I am rendering a few quads onto the screen in a video decoder application. I’ve been working on getting this as highly optimized as possible, however, there seems to be an unjustifiable load on the per-quad basis.
This decoder is a multithreaded linux app that allows me to play numerous streams of video, one stream per thread. These decoder threads publish YUV video data to a rendering thread, which then renders the video onto quads on the screen. I am using an NVidia card with their closed-source drivers. Anyway, I have found that the decoders take about 5% cpu load per, but the rendering thread takes about 3% cpu per stream. I have traced 1% cpu per stream to texture loading (by simply commenting out the texture loading portion of the code) however, I am still seeing 2% cpu going to sending a single quad to the screen.

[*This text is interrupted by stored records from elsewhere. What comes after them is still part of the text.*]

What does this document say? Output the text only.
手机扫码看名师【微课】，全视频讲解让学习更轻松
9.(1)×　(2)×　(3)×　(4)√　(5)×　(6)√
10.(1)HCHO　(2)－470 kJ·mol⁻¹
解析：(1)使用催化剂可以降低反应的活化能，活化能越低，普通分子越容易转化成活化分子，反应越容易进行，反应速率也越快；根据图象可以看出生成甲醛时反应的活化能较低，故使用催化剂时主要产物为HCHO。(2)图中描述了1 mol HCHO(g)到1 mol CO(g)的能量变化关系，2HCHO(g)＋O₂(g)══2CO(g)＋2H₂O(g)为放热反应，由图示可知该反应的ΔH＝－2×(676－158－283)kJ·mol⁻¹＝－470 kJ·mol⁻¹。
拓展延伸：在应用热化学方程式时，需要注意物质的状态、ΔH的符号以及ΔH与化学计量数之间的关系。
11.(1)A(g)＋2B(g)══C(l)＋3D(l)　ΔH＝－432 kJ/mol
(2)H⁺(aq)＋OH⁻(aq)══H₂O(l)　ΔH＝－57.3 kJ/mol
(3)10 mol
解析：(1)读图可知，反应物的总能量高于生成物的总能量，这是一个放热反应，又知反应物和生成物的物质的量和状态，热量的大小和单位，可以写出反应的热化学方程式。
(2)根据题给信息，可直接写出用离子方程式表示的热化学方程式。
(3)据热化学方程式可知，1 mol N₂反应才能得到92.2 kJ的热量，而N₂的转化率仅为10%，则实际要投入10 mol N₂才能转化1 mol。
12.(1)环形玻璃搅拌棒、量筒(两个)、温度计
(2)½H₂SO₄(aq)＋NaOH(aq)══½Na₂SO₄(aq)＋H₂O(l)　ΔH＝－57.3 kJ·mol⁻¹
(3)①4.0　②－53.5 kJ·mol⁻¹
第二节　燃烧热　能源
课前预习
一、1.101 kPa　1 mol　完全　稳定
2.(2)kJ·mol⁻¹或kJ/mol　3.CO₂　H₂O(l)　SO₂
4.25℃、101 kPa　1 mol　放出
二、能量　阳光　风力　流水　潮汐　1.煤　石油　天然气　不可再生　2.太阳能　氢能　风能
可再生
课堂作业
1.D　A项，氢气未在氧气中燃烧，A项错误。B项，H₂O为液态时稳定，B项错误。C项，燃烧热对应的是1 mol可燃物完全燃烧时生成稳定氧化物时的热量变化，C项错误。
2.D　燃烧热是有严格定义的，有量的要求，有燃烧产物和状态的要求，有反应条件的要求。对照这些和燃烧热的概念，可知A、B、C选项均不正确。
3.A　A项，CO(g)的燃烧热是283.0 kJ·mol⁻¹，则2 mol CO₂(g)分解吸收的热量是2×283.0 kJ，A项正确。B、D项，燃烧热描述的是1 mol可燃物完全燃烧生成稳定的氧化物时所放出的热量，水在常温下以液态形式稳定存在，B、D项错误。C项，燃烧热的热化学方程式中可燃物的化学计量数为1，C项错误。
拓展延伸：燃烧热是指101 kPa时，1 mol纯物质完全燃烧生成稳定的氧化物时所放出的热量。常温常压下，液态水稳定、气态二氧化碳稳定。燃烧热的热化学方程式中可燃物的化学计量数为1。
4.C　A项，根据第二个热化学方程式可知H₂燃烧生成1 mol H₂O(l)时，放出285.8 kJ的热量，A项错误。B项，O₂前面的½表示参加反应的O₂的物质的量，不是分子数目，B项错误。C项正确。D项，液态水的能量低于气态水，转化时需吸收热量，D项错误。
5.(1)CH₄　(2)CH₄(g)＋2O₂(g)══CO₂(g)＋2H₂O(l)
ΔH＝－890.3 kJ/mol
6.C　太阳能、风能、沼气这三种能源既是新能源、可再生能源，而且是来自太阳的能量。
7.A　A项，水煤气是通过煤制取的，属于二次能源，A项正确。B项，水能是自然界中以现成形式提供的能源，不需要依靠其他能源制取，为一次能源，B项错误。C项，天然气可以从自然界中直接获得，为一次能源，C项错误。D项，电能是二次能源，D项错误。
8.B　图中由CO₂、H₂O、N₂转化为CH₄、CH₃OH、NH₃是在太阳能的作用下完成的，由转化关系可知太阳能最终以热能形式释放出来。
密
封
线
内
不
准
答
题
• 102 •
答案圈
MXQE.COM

I have tried plenty of tricks to try to get rid of that final 2%. I have switched from rendering quads to triangle strips. I have implemented vertex buffer objects and then render through a display list. No matter what I do, the 2% cpu load per quad seems to be invariant.
In oprofile, libGLcore.so.1.0.9746 seems to be consuming a lot of CPU time.
Anybody out there know of any other tricks I can try to get that cpu load down? It may seem trivial, but that 2% is killer when I am running as many as 8 decoders on this machine, as well as 2 encoders and also audio encoders and decoders.
Thank you for your support
Rob